The climate action plans submitted by countries are not going to be sufficient to cap global warming at 2°C, former environment minister Jairam Ramesh said on Saturday and asked the nations to commit to review their current voluntary targets in the next five years to achieve this goal.
Ramesh said although India has set an ambitious target of generating 40% its electricity from non-fossil fuels by 2030, he cautioned that the remaining 60% is going to come from fossil fuels and termed it as “India’s climate conundrum”.
Ramesh was speaking at the two-day GLOBE COP21 Legislators Summit in the National Assembly.
Later talking to reporters, Ramesh said in the two climate summits of 2009 and 2010, his stand that India will cut its emission intensity by 2020 and that every country has to take responsibility was criticised “severely” by BJP and the same stand is now being taken by Prime Minister Narendra Modi-led government.
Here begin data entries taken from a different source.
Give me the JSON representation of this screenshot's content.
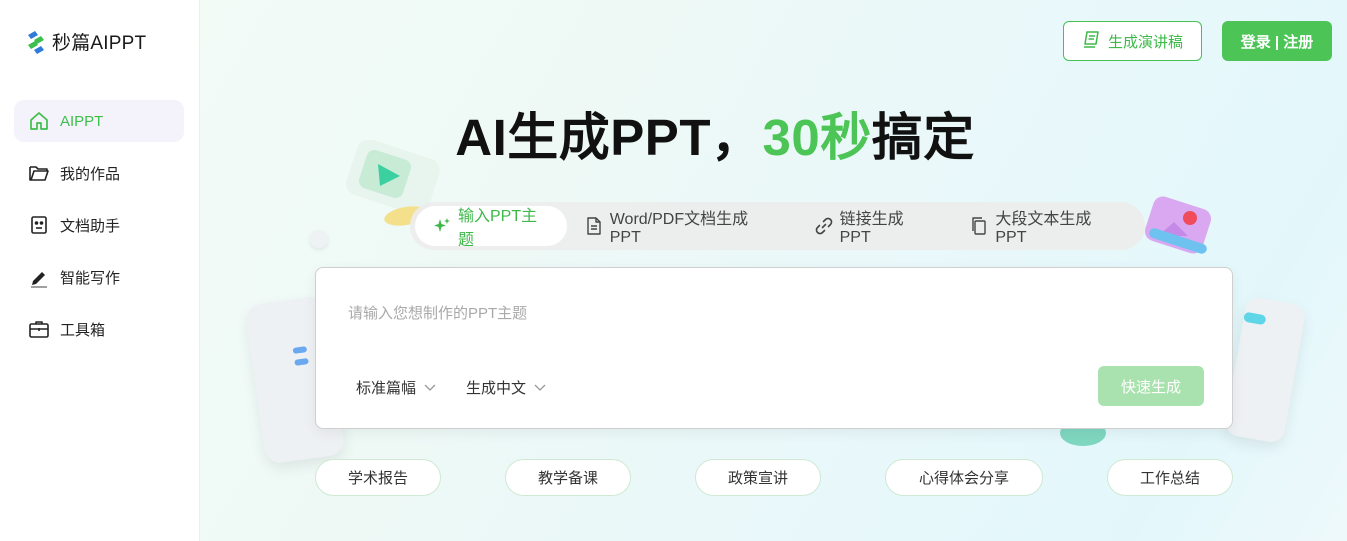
{
  "brand": {
    "name": "秒篇AIPPT"
  },
  "sidebar": {
    "items": [
      {
        "label": "AIPPT",
        "icon": "home-icon",
        "active": true
      },
      {
        "label": "我的作品",
        "icon": "folder-icon",
        "active": false
      },
      {
        "label": "文档助手",
        "icon": "robot-icon",
        "active": false
      },
      {
        "label": "智能写作",
        "icon": "pen-icon",
        "active": false
      },
      {
        "label": "工具箱",
        "icon": "toolbox-icon",
        "active": false
      }
    ]
  },
  "header": {
    "speech_button": "生成演讲稿",
    "login_button": "登录 | 注册"
  },
  "hero": {
    "part1": "AI生成PPT，",
    "accent": "30秒",
    "part2": "搞定"
  },
  "tabs": [
    {
      "label": "输入PPT主题",
      "icon": "sparkle-icon",
      "active": true
    },
    {
      "label": "Word/PDF文档生成PPT",
      "icon": "document-icon",
      "active": false
    },
    {
      "label": "链接生成PPT",
      "icon": "link-icon",
      "active": false
    },
    {
      "label": "大段文本生成PPT",
      "icon": "copy-icon",
      "active": false
    }
  ],
  "input": {
    "placeholder": "请输入您想制作的PPT主题",
    "length_option": "标准篇幅",
    "language_option": "生成中文",
    "generate_button": "快速生成"
  },
  "chips": [
    "学术报告",
    "教学备课",
    "政策宣讲",
    "心得体会分享",
    "工作总结"
  ],
  "colors": {
    "accent": "#4cc556",
    "accent_light": "#a9e2ae",
    "active_nav_bg": "#f4f2fb"
  }
}
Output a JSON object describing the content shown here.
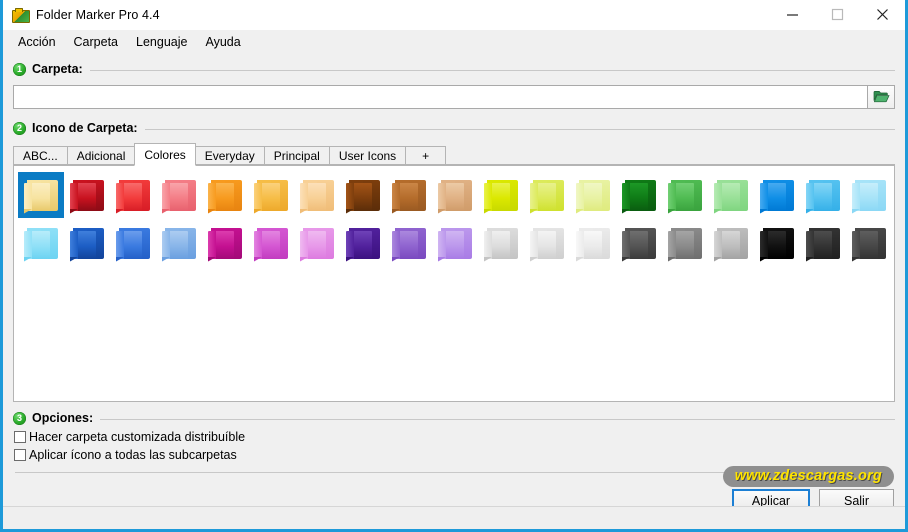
{
  "window": {
    "title": "Folder Marker Pro 4.4",
    "app_icon": "folder-marker-logo-icon",
    "controls": {
      "minimize": "minimize-icon",
      "maximize": "maximize-icon",
      "close": "close-icon"
    },
    "frame_color": "#1e9ad9"
  },
  "menubar": {
    "items": [
      {
        "label": "Acción"
      },
      {
        "label": "Carpeta"
      },
      {
        "label": "Lenguaje"
      },
      {
        "label": "Ayuda"
      }
    ]
  },
  "sections": {
    "folder": {
      "badge": "1",
      "label": "Carpeta:",
      "input_value": "",
      "input_placeholder": "",
      "browse_icon": "open-folder-browse-icon"
    },
    "icon": {
      "badge": "2",
      "label": "Icono de Carpeta:"
    },
    "options": {
      "badge": "3",
      "label": "Opciones:",
      "checkboxes": [
        {
          "label": "Hacer carpeta customizada distribuíble",
          "checked": false
        },
        {
          "label": "Aplicar ícono a todas las subcarpetas",
          "checked": false
        }
      ]
    }
  },
  "tabs": {
    "selected": "Colores",
    "items": [
      {
        "label": "ABC..."
      },
      {
        "label": "Adicional"
      },
      {
        "label": "Colores"
      },
      {
        "label": "Everyday"
      },
      {
        "label": "Principal"
      },
      {
        "label": "User Icons"
      },
      {
        "label": "+"
      }
    ]
  },
  "icon_grid": {
    "selected_index": 0,
    "columns": 19,
    "folders": [
      {
        "name": "yellow",
        "dark": "#e8c96a",
        "mid": "#f7e3a0",
        "light": "#fbeec2"
      },
      {
        "name": "dark-red",
        "dark": "#8d0b16",
        "mid": "#c8121f",
        "light": "#e24250"
      },
      {
        "name": "red",
        "dark": "#d81d26",
        "mid": "#f23b3b",
        "light": "#f86a6a"
      },
      {
        "name": "salmon",
        "dark": "#e8616e",
        "mid": "#f47d86",
        "light": "#f9a4aa"
      },
      {
        "name": "orange",
        "dark": "#e88410",
        "mid": "#f79a1e",
        "light": "#fbb44c"
      },
      {
        "name": "light-orange",
        "dark": "#eda92b",
        "mid": "#f6bd46",
        "light": "#fbd17c"
      },
      {
        "name": "peach",
        "dark": "#f0bd78",
        "mid": "#f8d095",
        "light": "#fce0b8"
      },
      {
        "name": "dark-brown",
        "dark": "#5b2d09",
        "mid": "#7d3e0d",
        "light": "#a35417"
      },
      {
        "name": "brown",
        "dark": "#9a5a22",
        "mid": "#b46c2b",
        "light": "#cb8646"
      },
      {
        "name": "tan",
        "dark": "#d09c6a",
        "mid": "#e0b184",
        "light": "#eccaa5"
      },
      {
        "name": "yellow-green",
        "dark": "#c8d900",
        "mid": "#dbe800",
        "light": "#e9f24a"
      },
      {
        "name": "lime",
        "dark": "#cfe12e",
        "mid": "#dcea5a",
        "light": "#e8f18c"
      },
      {
        "name": "pale-lime",
        "dark": "#dfeb7e",
        "mid": "#e8f2a2",
        "light": "#f0f7c4"
      },
      {
        "name": "dark-green",
        "dark": "#0a5c10",
        "mid": "#0f7a16",
        "light": "#1c9826"
      },
      {
        "name": "green",
        "dark": "#3aa33e",
        "mid": "#4fbb52",
        "light": "#72d074"
      },
      {
        "name": "light-green",
        "dark": "#7fd580",
        "mid": "#98e097",
        "light": "#b6ebb4"
      },
      {
        "name": "blue",
        "dark": "#0079d4",
        "mid": "#0f8ee6",
        "light": "#46aaf0"
      },
      {
        "name": "sky-blue",
        "dark": "#35b0e8",
        "mid": "#55c2f0",
        "light": "#85d6f6"
      },
      {
        "name": "pale-blue",
        "dark": "#8bd8f5",
        "mid": "#a6e3f8",
        "light": "#c6eefb"
      },
      {
        "name": "light-cyan",
        "dark": "#6cd3f2",
        "mid": "#8fe0f7",
        "light": "#b7ecfa"
      },
      {
        "name": "royal-blue",
        "dark": "#12449b",
        "mid": "#1c5dc4",
        "light": "#3f7fdc"
      },
      {
        "name": "medium-blue",
        "dark": "#2460c8",
        "mid": "#3a7ae0",
        "light": "#6b9dec"
      },
      {
        "name": "cornflower",
        "dark": "#6a9fe0",
        "mid": "#88b5e9",
        "light": "#acccf1"
      },
      {
        "name": "magenta",
        "dark": "#a30a78",
        "mid": "#c41091",
        "light": "#dc3cae"
      },
      {
        "name": "orchid",
        "dark": "#c23cc0",
        "mid": "#d456d2",
        "light": "#e384e0"
      },
      {
        "name": "pink-violet",
        "dark": "#dd7be0",
        "mid": "#e798e9",
        "light": "#efb9f0"
      },
      {
        "name": "dark-purple",
        "dark": "#3b1180",
        "mid": "#51219c",
        "light": "#6f42b8"
      },
      {
        "name": "purple",
        "dark": "#7a4ac0",
        "mid": "#8f63cf",
        "light": "#ab88de"
      },
      {
        "name": "light-purple",
        "dark": "#a97ce6",
        "mid": "#bb97ec",
        "light": "#d0b5f2"
      },
      {
        "name": "light-gray-1",
        "dark": "#c4c4c4",
        "mid": "#dcdcdc",
        "light": "#efefef"
      },
      {
        "name": "light-gray-2",
        "dark": "#cfcfcf",
        "mid": "#e4e4e4",
        "light": "#f4f4f4"
      },
      {
        "name": "light-gray-3",
        "dark": "#dadada",
        "mid": "#ebebeb",
        "light": "#f8f8f8"
      },
      {
        "name": "dark-gray",
        "dark": "#3b3b3b",
        "mid": "#545454",
        "light": "#6f6f6f"
      },
      {
        "name": "gray",
        "dark": "#6f6f6f",
        "mid": "#8a8a8a",
        "light": "#a5a5a5"
      },
      {
        "name": "silver",
        "dark": "#a3a3a3",
        "mid": "#bdbdbd",
        "light": "#d6d6d6"
      },
      {
        "name": "black",
        "dark": "#000000",
        "mid": "#111111",
        "light": "#2b2b2b"
      },
      {
        "name": "charcoal",
        "dark": "#202020",
        "mid": "#333333",
        "light": "#4d4d4d"
      },
      {
        "name": "slate",
        "dark": "#333333",
        "mid": "#474747",
        "light": "#5e5e5e"
      }
    ]
  },
  "footer": {
    "watermark": "www.zdescargas.org",
    "apply_button": "Aplicar",
    "exit_button": "Salir",
    "apply_focus_color": "#1c7fd4",
    "watermark_text_color": "#ffe400",
    "watermark_bg_color": "#8f8f8f"
  }
}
Ramesh also outlined three execution essentials – commitment (to implement INDCs), MRV (Monitoring, Reporting and Verification) of INDCs (Intended Nationally Determined Contributions) and rolling out of new generation of INDCs — for the success of COP21.
INDCs which all countries have submitted are voluntary pledges that countries are making to cut carbon pollution.
“The INDCs are a bottom up process, but there must be a commitment in Paris to have a new generation of INDCs in five years from now, because these INDCs, submitted by countries ahead of COP21, is not going to be sufficient to meet the 2°C target.
“We know that no country is going to unveil new INDCs in Paris, but what every country must undertake in Paris is to review the current portfolio of INDCs may be five years from now, revisit what it can do to increase the level of ambition,” he said.
“If we leave Paris with the bottom-up commitment architecture and MRV we are not going to do justice to the climate change challenge. So, second essential outcome is architecture of MRV,” he said.